Predictive Analytics

Armel Djangone
2 min readApr 16, 2021

Organizations around sectors have come to rely on the 2.5 quintillion bytes of data humans collect every day to understand their customers better, recognize behavioral trends, and make more meaningful and strategic decisions over the past decade.

These companies have evolved their data-related activities as the technologies used to capture and interpret data have advanced. Data analysts can also gain a degree of perspective beyond a summary of previous activity and instead looks ahead at potential opportunities by creatively using data.

This new application in data mining, known as predictive analytics, has effectively served several essential market needs.

When a doctor needs to estimate a new patient’s cholesterol-based solely on their BMI, a linear regression model will support (BMI). In this case, the researcher will know to enter the data the doctor collected from his 5,000 other patients into the linear regression model, including each of their BMIs and cholesterol levels. They’re attempting to forecast an unknown based on a collection of quantifiable data.

Whereas linear regression uses only numeric data, mathematical models can also make predictions about non-numerical factors. Text mining is a perfect example.

An analyst can use text mining modeling tools to comb datasets, find common symptoms in previous patients, and produce a hypothesis about what this current patient is “most likely” suffering from based on the data, particularly in complicated patient situations.

Organizations around the board, from banking to manufacturing to healthcare, are beginning to respond to this paradigm of proactive decision-making and leveraging it to their advantage:

Insurance providers will also predict whether a potential customer is a liability based on their age, medical background, and other factors. They will use this information to make an educated decision on whether or not to protect the individual.

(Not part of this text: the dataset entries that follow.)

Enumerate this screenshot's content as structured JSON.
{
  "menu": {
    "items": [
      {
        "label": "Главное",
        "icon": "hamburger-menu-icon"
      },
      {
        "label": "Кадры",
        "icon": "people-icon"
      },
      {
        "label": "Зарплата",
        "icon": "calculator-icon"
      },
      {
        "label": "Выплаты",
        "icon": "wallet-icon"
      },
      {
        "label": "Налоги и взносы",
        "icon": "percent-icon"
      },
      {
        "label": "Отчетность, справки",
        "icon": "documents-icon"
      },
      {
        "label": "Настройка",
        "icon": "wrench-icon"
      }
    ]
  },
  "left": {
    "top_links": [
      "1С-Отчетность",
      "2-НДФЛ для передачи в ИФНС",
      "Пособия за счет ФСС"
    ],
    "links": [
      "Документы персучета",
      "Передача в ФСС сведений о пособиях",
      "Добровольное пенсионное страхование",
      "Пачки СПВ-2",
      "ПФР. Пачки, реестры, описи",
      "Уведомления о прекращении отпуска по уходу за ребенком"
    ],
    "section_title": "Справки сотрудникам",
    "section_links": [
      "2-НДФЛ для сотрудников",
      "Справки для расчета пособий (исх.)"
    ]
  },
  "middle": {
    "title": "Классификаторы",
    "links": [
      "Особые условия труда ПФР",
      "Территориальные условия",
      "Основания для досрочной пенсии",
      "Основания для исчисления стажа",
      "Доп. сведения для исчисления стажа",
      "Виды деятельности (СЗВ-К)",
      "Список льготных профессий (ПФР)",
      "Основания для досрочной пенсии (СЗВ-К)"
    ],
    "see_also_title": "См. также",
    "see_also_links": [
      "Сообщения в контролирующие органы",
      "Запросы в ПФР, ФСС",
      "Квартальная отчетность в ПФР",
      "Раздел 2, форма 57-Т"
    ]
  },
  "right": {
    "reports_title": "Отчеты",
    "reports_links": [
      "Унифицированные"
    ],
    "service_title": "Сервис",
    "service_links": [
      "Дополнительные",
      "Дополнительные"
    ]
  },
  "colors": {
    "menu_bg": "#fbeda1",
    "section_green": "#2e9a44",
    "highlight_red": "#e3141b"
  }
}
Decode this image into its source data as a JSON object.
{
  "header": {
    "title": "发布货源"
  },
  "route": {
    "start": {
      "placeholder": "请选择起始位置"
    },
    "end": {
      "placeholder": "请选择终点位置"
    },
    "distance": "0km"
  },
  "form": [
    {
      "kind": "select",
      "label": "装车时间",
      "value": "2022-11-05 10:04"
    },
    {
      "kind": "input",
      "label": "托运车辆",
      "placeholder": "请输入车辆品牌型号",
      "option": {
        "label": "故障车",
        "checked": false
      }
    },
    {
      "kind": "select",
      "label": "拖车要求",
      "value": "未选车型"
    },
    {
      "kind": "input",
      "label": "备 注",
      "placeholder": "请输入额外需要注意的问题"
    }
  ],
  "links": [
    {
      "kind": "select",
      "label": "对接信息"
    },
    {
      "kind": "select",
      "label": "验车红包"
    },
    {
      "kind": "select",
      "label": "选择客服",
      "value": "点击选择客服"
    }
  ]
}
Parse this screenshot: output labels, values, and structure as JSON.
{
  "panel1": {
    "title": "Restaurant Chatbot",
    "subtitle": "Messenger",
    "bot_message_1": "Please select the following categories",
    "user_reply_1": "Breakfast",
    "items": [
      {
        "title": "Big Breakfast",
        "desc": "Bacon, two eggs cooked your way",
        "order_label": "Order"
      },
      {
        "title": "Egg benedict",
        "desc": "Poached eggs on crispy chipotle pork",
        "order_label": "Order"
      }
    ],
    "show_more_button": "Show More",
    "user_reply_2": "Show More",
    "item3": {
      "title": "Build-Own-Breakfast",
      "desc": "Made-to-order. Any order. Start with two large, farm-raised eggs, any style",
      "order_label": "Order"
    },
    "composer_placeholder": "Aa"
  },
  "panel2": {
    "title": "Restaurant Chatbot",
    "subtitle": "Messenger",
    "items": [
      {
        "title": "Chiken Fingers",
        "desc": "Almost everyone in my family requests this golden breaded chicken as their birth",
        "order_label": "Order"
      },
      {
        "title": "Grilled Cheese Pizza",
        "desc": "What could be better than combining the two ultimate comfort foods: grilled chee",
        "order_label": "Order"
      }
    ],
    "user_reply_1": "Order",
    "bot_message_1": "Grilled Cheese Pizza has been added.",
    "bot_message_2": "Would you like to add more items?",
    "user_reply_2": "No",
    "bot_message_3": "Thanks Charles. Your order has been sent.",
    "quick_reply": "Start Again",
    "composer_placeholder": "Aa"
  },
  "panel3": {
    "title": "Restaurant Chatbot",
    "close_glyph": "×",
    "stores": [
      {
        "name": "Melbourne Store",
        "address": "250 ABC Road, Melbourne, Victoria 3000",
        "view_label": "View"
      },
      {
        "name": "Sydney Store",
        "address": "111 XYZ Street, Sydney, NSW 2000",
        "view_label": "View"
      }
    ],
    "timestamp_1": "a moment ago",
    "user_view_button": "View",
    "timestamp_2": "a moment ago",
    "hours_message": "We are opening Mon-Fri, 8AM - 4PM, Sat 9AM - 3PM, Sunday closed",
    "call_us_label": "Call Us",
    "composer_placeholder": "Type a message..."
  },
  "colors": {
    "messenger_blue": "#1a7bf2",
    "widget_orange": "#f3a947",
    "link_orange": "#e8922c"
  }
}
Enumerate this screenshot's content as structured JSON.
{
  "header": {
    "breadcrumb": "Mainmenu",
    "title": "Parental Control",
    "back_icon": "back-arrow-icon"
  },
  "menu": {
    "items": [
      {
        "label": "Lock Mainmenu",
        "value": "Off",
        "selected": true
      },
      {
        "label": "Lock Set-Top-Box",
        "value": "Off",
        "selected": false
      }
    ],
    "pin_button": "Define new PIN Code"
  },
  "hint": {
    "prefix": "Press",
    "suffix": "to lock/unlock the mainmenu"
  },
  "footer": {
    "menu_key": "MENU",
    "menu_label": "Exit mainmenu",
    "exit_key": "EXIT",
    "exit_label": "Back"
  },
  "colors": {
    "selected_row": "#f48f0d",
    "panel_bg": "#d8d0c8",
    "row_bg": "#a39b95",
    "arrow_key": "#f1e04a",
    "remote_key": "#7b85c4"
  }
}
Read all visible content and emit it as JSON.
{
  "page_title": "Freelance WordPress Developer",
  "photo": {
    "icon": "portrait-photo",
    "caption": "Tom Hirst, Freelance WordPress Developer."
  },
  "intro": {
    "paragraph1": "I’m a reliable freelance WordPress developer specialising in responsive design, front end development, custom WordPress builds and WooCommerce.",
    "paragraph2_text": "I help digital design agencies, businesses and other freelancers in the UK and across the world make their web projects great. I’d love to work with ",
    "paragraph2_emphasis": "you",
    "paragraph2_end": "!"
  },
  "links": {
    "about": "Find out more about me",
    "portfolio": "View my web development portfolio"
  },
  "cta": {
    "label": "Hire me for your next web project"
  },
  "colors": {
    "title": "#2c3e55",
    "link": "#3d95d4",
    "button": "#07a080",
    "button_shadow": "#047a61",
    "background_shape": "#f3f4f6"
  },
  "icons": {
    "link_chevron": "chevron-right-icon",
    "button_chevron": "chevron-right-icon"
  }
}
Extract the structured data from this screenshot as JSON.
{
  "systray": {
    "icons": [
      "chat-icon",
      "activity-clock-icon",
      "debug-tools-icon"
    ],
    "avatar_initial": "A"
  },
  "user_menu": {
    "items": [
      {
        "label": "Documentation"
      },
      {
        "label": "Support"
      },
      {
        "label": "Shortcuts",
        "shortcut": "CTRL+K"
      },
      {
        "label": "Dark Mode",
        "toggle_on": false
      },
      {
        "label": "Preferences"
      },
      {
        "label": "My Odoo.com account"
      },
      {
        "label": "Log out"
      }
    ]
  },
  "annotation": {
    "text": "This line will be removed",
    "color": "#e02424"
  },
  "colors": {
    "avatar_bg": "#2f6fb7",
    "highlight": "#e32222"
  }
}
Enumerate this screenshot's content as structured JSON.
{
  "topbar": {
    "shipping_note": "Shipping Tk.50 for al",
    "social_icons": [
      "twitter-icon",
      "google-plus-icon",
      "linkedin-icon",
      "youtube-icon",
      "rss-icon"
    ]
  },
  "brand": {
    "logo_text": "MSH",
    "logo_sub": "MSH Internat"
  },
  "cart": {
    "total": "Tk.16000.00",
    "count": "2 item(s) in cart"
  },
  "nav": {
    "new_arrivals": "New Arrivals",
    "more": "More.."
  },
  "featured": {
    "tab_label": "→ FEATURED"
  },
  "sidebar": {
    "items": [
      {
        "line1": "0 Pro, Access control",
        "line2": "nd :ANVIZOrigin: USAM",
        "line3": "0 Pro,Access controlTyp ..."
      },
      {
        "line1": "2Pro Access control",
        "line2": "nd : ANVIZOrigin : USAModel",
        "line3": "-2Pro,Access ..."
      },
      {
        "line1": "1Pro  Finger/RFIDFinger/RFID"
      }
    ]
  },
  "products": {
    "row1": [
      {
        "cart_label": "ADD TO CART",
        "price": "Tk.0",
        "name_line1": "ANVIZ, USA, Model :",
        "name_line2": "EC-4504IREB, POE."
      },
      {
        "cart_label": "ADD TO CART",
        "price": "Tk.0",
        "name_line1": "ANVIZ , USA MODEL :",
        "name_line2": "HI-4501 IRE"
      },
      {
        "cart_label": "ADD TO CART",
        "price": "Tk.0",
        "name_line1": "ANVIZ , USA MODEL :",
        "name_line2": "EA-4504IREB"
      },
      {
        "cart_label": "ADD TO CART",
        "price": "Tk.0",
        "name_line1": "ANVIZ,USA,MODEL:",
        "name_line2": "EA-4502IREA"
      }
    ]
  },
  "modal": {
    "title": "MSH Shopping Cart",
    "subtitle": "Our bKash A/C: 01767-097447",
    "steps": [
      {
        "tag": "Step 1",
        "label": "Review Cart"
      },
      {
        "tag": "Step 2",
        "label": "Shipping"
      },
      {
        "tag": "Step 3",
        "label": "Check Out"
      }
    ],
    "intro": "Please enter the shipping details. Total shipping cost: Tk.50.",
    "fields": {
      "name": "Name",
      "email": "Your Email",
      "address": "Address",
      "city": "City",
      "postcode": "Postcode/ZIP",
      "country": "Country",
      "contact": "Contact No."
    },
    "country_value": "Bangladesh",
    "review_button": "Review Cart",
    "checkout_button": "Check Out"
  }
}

In the banking industry, for instance, classification algorithms mostly used for binary classification problems are useful in predicting whether a credit card application was approved or not approved.

Based on customer demographics, retailers will estimate how new products or goods will do in their local market. Then they will make informed decisions about how much inventory to have on hand.

The recent advances in statistical modeling and the overall lean into data as a prescriptive source of insight have transformed the way companies work today, regardless of industry. Businesses may use statistical modeling to make data-driven decisions, helping them to reduce risk and increase income. These developments have resulted in a general trend in decision-making that will undoubtedly continue to grow and evolve in the coming years.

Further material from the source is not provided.